Countrywide Home Loans

March 14, 2009

foreclosure

I recently read an article by Sharon Smith on the Socialist Worker website. It contained the following information:

    A dozen former executives from mortgage lender Countrywide (which is also now owned by BoA), whose predatory lending practices played a key role in precipitating the sub-prime mortgage crisis, have launched a new corporate entity, the Private National Mortgage Acceptance Company–with a strategy to make exorbitant profits from individuals unable to keep up with their monthly mortgage payments.

    Known as PennyMac, the company buys overdue mortgages at steep discounts from the federal government, which took them over from distressed banks. PennyMac then contacts the homeowners to negotiate new terms–and either pushes them into foreclosure or negotiates lower interest rates. It’s a win-win equation for PennyMac.

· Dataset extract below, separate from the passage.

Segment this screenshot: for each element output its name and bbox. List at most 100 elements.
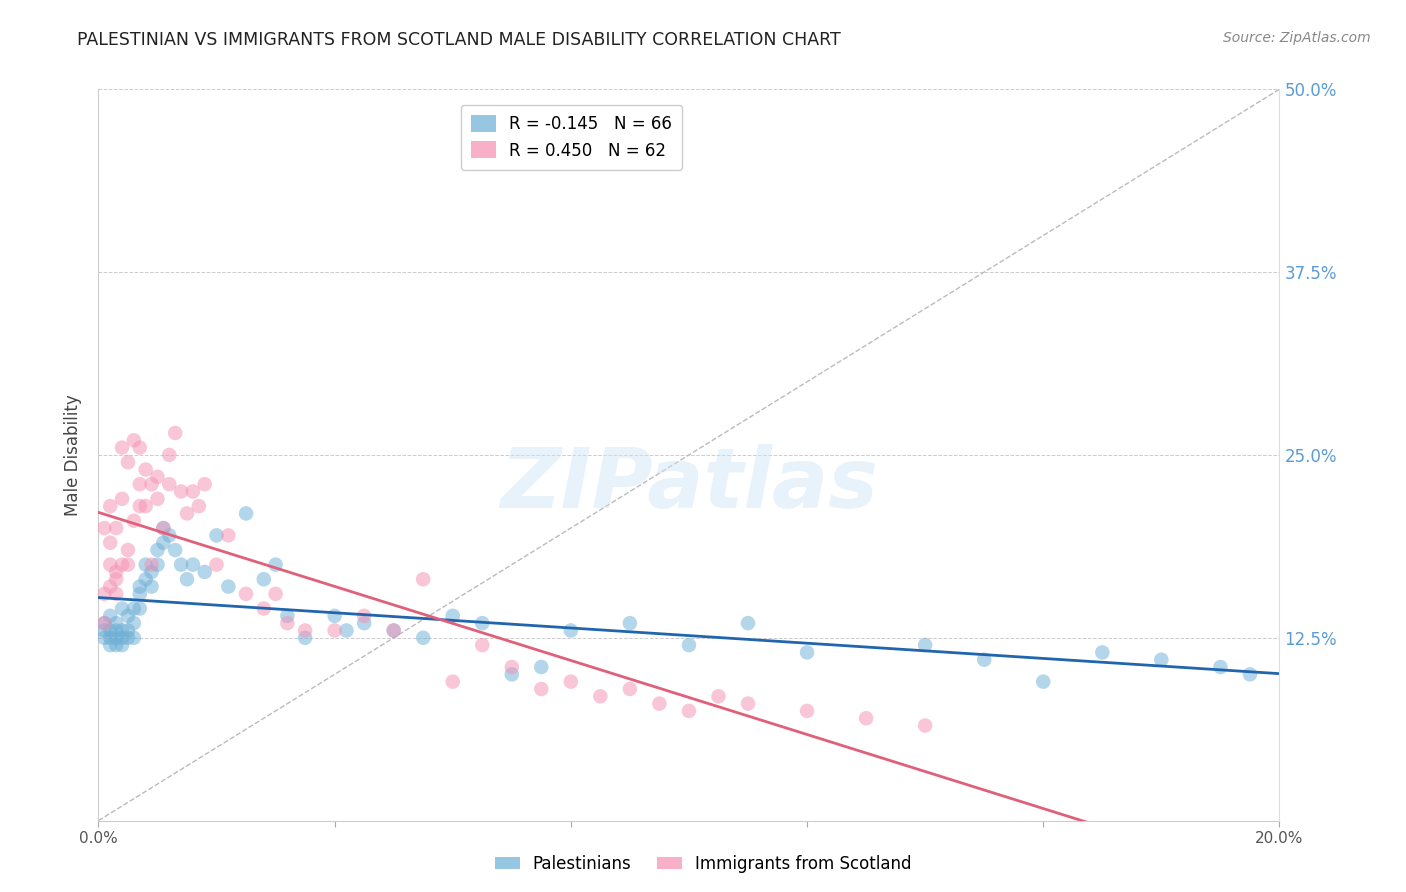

    One of PennyMac’s leaders, Stanley L. Kurland, is a former president at Countrywide and an architect of the classic sub-prime mortgage formula–mortgages with low “teaser” interest rates that later rose sharply. During the six years before Kurland left Countrywide in late 2006, Countrywide’s portfolio increased from $62 billion to $463 billion. Kurland sold $200 million in stocks shortly before leaving Countrywide. Now he stands to make many millions more reaping profits from the same category of people whose lives he helped to destroy.

    Federal banking officials nevertheless defend recruiting executives like Kurland to rebuild the financial system. As the New York Times explained: “[Federal officials] said that it was important to do business with experienced mortgage operators like Mr. Kurland, who know how to creatively renegotiate delinquent loans.”

It so happens that I once had a temp job working for Countrywide. (I didn’t last long, I’m proud to say.) I worked at an office they had in L.A. It was located at the foot of the beautiful Santa Suzannah mountains, where a small nuclear reactor melted down in 1959 (but that’s another story). I was hired along with about thirty other temps. We had to go through a week-long training course before we could start work. At one of the these training classes, a high-level executive came to talk to us. She told us quite frankly that Countrywide got all of its income from charging fees for late mortgage payments. (I will never forget the look of glee on this woman’s face as she explained this to us.) Perhaps I was in a state of denial, but it was only after I left this job that I began to put two and two together. If this was their sole source of income, then they had to be luring people into buying mortgages that they couldn’t really afford. People who have difficulty making their payments are likely to default sooner or later. What Countrywide was doing was unsustainable, just as a Ponzi scheme is unsustainable.

Countrywide was a purely parasitical organization. In my opinion, what they did was on the same level as what Bernie Madoff did. The only difference is that what Countrywide did was legal, while what Bernie Madoff did isn’t. Stanley L. Kurland deserves to be in prison just as much as Madoff does. Instead, the Obama administration is looking to him, and others like him, to help revive the economy.